“Finished, me!” roared Mr. Clark, to this apparition.

“Don’t you be a silly old stoopid!” counselled Mr. Dobb. “You stick to your job like a man!”

“But it ain’t a man’s job!” declared Mr. Clark. “Sneaking about, watching gals, at my time of life! I’ll trouble you to ’and in my resignation for me to Mr. Poskett, because some’ow I don’t think it ’ud be safe for me to see ’im—safe for ’im, I mean!”

“You wait a bit,” directed Mr. Dobb. “I’ll come down to you.”

And this he did, unbolting the shop door and revealing himself in a chaste dressing-gown of crimson flannel. Dragging the fretful Mr. Clark into the back premises, he hospitably set out glasses and a bottle, and Mr. Clark’s snarls of annoyance died away into murmurs of faint protest.

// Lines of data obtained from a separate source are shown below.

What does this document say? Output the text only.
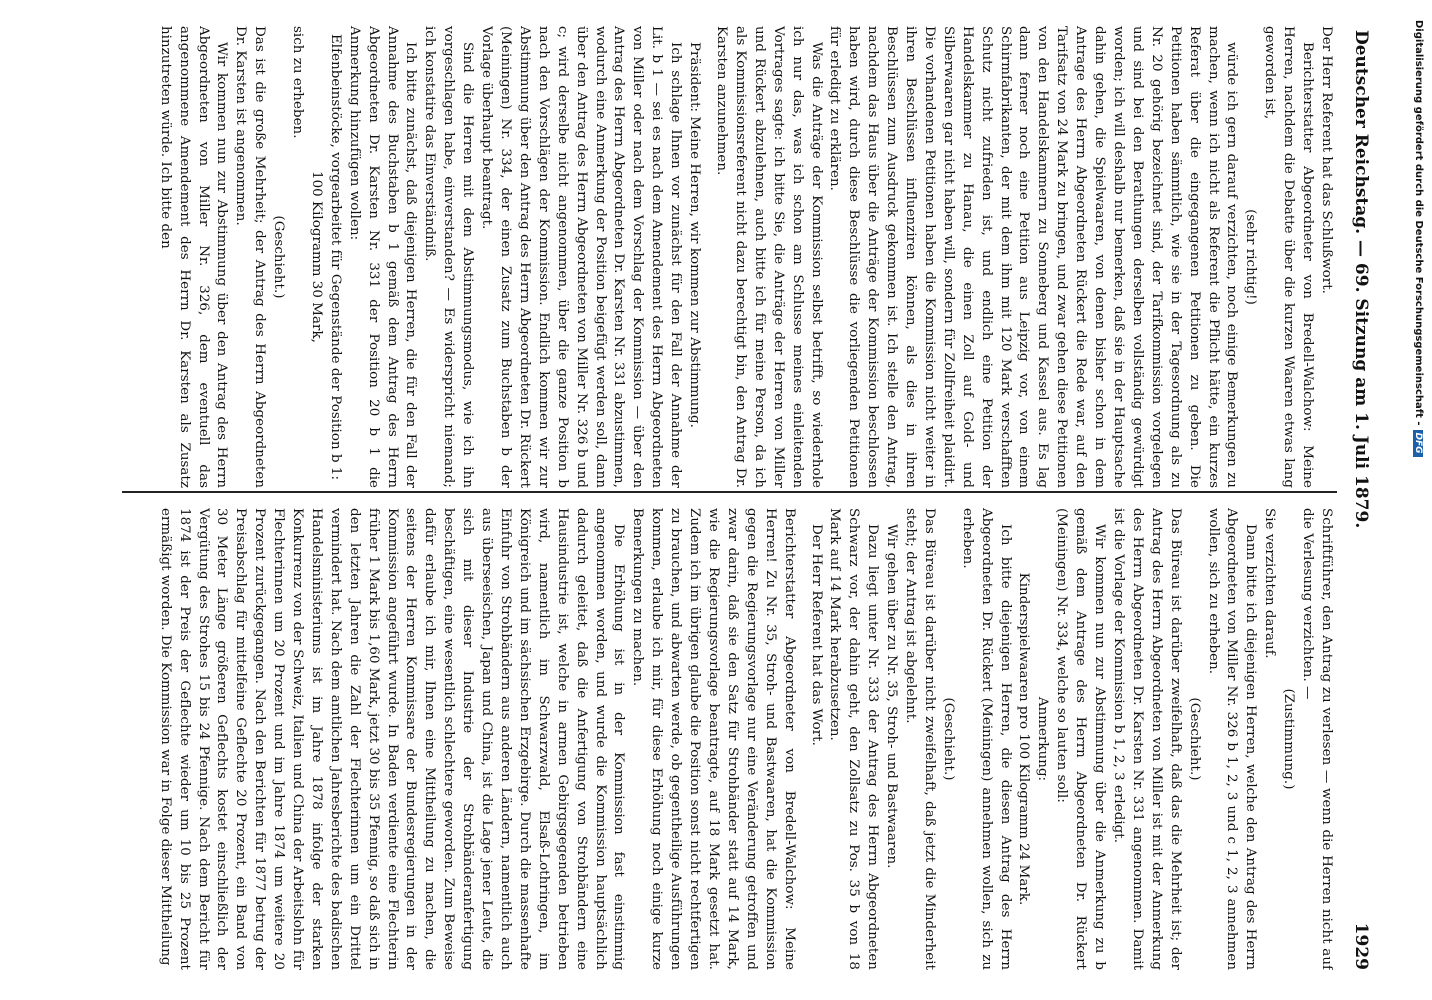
Deutscher Reichstag. — 69. Sitzung am 1. Juli 1879.
1929

Der Herr Referent hat das Schlußwort.

Berichterstatter Abgeordneter von Bredell-Walchow: Meine Herren, nachdem die Debatte über die kurzen Waaren etwas lang geworden ist,

(sehr richtig!)

würde ich gern darauf verzichten, noch einige Bemerkungen zu machen, wenn ich nicht als Referent die Pflicht hätte, ein kurzes Referat über die eingegangenen Petitionen zu geben. Die Petitionen haben sämmtlich, wie sie in der Tagesordnung als zu Nr. 20 gehörig bezeichnet sind, der Tarifkommission vorgelegen und sind bei den Berathungen derselben vollständig gewürdigt worden; ich will deshalb nur bemerken, daß sie in der Hauptsache dahin gehen, die Spielwaaren, von denen bisher schon in dem Antrage des Herrn Abgeordneten Rückert die Rede war, auf den Tarifsatz von 24 Mark zu bringen, und zwar gehen diese Petitionen von den Handelskammern zu Sonneberg und Kassel aus. Es lag dann ferner noch eine Petition aus Leipzig vor, von einem Schirmfabrikanten, der mit dem ihm mit 120 Mark verschafften Schutz nicht zufrieden ist, und endlich eine Petition der Handelskammer zu Hanau, die einen Zoll auf Gold- und Silberwaaren gar nicht haben will, sondern für Zollfreiheit plaidirt. Die vorhandenen Petitionen haben die Kommission nicht weiter in ihren Beschlüssen influenziren können, als dies in ihren Beschlüssen zum Ausdruck gekommen ist. Ich stelle den Antrag, nachdem das Haus über die Anträge der Kommission beschlossen haben wird, durch diese Beschlüsse die vorliegenden Petitionen für erledigt zu erklären.

Was die Anträge der Kommission selbst betrifft, so wiederhole ich nur das, was ich schon am Schlusse meines einleitenden Vortrages sagte: ich bitte Sie, die Anträge der Herren von Miller und Rückert abzulehnen, auch bitte ich für meine Person, da ich als Kommissionsreferent nicht dazu berechtigt bin, den Antrag Dr. Karsten anzunehmen.

Präsident: Meine Herren, wir kommen zur Abstimmung.

Ich schlage Ihnen vor zunächst für den Fall der Annahme der Lit. b 1 — sei es nach dem Amendement des Herrn Abgeordneten von Miller oder nach dem Vorschlag der Kommission — über den Antrag des Herrn Abgeordneten Dr. Karsten Nr. 331 abzustimmen, wodurch eine Anmerkung der Position beigefügt werden soll, dann über den Antrag des Herrn Abgeordneten von Miller Nr. 326 b und c; wird derselbe nicht angenommen, über die ganze Position b nach den Vorschlägen der Kommission. Endlich kommen wir zur Abstimmung über den Antrag des Herrn Abgeordneten Dr. Rückert (Meiningen) Nr. 334, der einen Zusatz zum Buchstaben b der Vorlage überhaupt beantragt.

Sind die Herren mit dem Abstimmungsmodus, wie ich ihn vorgeschlagen habe, einverstanden? — Es widerspricht niemand; ich konstatire das Einverständniß.

Ich bitte zunächst, daß diejenigen Herren, die für den Fall der Annahme des Buchstaben b 1 gemäß dem Antrag des Herrn Abgeordneten Dr. Karsten Nr. 331 der Position 20 b 1 die Anmerkung hinzufügen wollen:

Elfenbeinstöcke, vorgearbeitet für Gegenstände der Position b 1: 100 Kilogramm 30 Mark,

sich zu erheben.

(Geschieht.)

Das ist die große Mehrheit; der Antrag des Herrn Abgeordneten Dr. Karsten ist angenommen.

Wir kommen nun zur Abstimmung über den Antrag des Herrn Abgeordneten von Miller Nr. 326, dem eventuell das angenommene Amendement des Herrn Dr. Karsten als Zusatz hinzutreten würde. Ich bitte den

Schriftführer, den Antrag zu verlesen — wenn die Herren nicht auf die Verlesung verzichten. —

(Zustimmung.)

Sie verzichten darauf.

Dann bitte ich diejenigen Herren, welche den Antrag des Herrn Abgeordneten von Miller Nr. 326 b 1, 2, 3 und c 1, 2, 3 annehmen wollen, sich zu erheben.

(Geschieht.)

Das Büreau ist darüber zweifelhaft, daß das die Mehrheit ist; der Antrag des Herrn Abgeordneten von Miller ist mit der Anmerkung des Herrn Abgeordneten Dr. Karsten Nr. 331 angenommen. Damit ist die Vorlage der Kommission b 1, 2, 3 erledigt.

Wir kommen nun zur Abstimmung über die Anmerkung zu b gemäß dem Antrage des Herrn Abgeordneten Dr. Rückert (Meiningen) Nr. 334, welche so lauten soll:

Anmerkung:

Kinderspielwaaren pro 100 Kilogramm 24 Mark.

Ich bitte diejenigen Herren, die diesen Antrag des Herrn Abgeordneten Dr. Rückert (Meiningen) annehmen wollen, sich zu erheben.

(Geschieht.)

Das Büreau ist darüber nicht zweifelhaft, daß jetzt die Minderheit steht; der Antrag ist abgelehnt.

Wir gehen über zu Nr. 35, Stroh- und Bastwaaren.

Dazu liegt unter Nr. 333 der Antrag des Herrn Abgeordneten Schwarz vor, der dahin geht, den Zollsatz zu Pos. 35 b von 18 Mark auf 14 Mark herabzusetzen.

Der Herr Referent hat das Wort.

Berichterstatter Abgeordneter von Bredell-Walchow: Meine Herren! Zu Nr. 35, Stroh- und Bastwaaren, hat die Kommission gegen die Regierungsvorlage nur eine Veränderung getroffen und zwar darin, daß sie den Satz für Strohbänder statt auf 14 Mark, wie die Regierungsvorlage beantragte, auf 18 Mark gesetzt hat. Zudem ich im übrigen glaube die Position sonst nicht rechtfertigen zu brauchen, und abwarten werde, ob gegentheilige Ausführungen kommen, erlaube ich mir, für diese Erhöhung noch einige kurze Bemerkungen zu machen.

Die Erhöhung ist in der Kommission fast einstimmig angenommen worden, und wurde die Kommission hauptsächlich dadurch geleitet, daß die Anfertigung von Strohbändern eine Hausindustrie ist, welche in armen Gebirgsgegenden betrieben wird, namentlich im Schwarzwald, Elsaß-Lothringen, im Königreich und im sächsischen Erzgebirge. Durch die massenhafte Einfuhr von Strohbändern aus anderen Ländern, namentlich auch aus überseeischen, Japan und China, ist die Lage jener Leute, die sich mit dieser Industrie der Strohbänderanfertigung beschäftigen, eine wesentlich schlechtere geworden. Zum Beweise dafür erlaube ich mir, Ihnen eine Mittheilung zu machen, die seitens der Herren Kommissare der Bundesregierungen in der Kommission angeführt wurde. In Baden verdiente eine Flechterin früher 1 Mark bis 1,60 Mark, jetzt 30 bis 35 Pfennig, so daß sich in den letzten Jahren die Zahl der Flechterinnen um ein Drittel vermindert hat. Nach dem amtlichen Jahresberichte des badischen Handelsministeriums ist im Jahre 1878 infolge der starken Konkurrenz von der Schweiz, Italien und China der Arbeitslohn für Flechterinnen um 20 Prozent und im Jahre 1874 um weitere 20 Prozent zurückgegangen. Nach den Berichten für 1877 betrug der Preisabschlag für mittelfeine Geflechte 20 Prozent, ein Band von 30 Meter Länge größeren Geflechts kostet einschließlich der Vergütung des Strohes 15 bis 24 Pfennige. Nach dem Bericht für 1874 ist der Preis der Geflechte wieder um 10 bis 25 Prozent ermäßigt worden. Die Kommission war in Folge dieser Mittheilung

Digitalisierung gefördert durch die Deutsche Forschungsgemeinschaft -DFG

“Look ’ere,” said Horace, seriously, “you take it from me that you’re doing very well. Better than you think. It don’t matter whether you catches ’er with the chap or not; the main point is that he knows by now that you’re in earnest.”

“But ’ow does ’e know?” queried Mr. Clark.

“She’s told ’im! She’s kept away from ’im on purpose to diddle you, but she’s let ’im know by a note what’s ’appened last night, and you can bet she’ll let ’im know what ’appened to-night.”

“’Ow do you know?”

“Because,” was Mr. Dobb’s astonishing answer, “because I know ’oo the fellow is! I not only know ’im, but I know ’im well enough to be very friendly with ’im, and it was ’im what told me she’s sent ’im word.”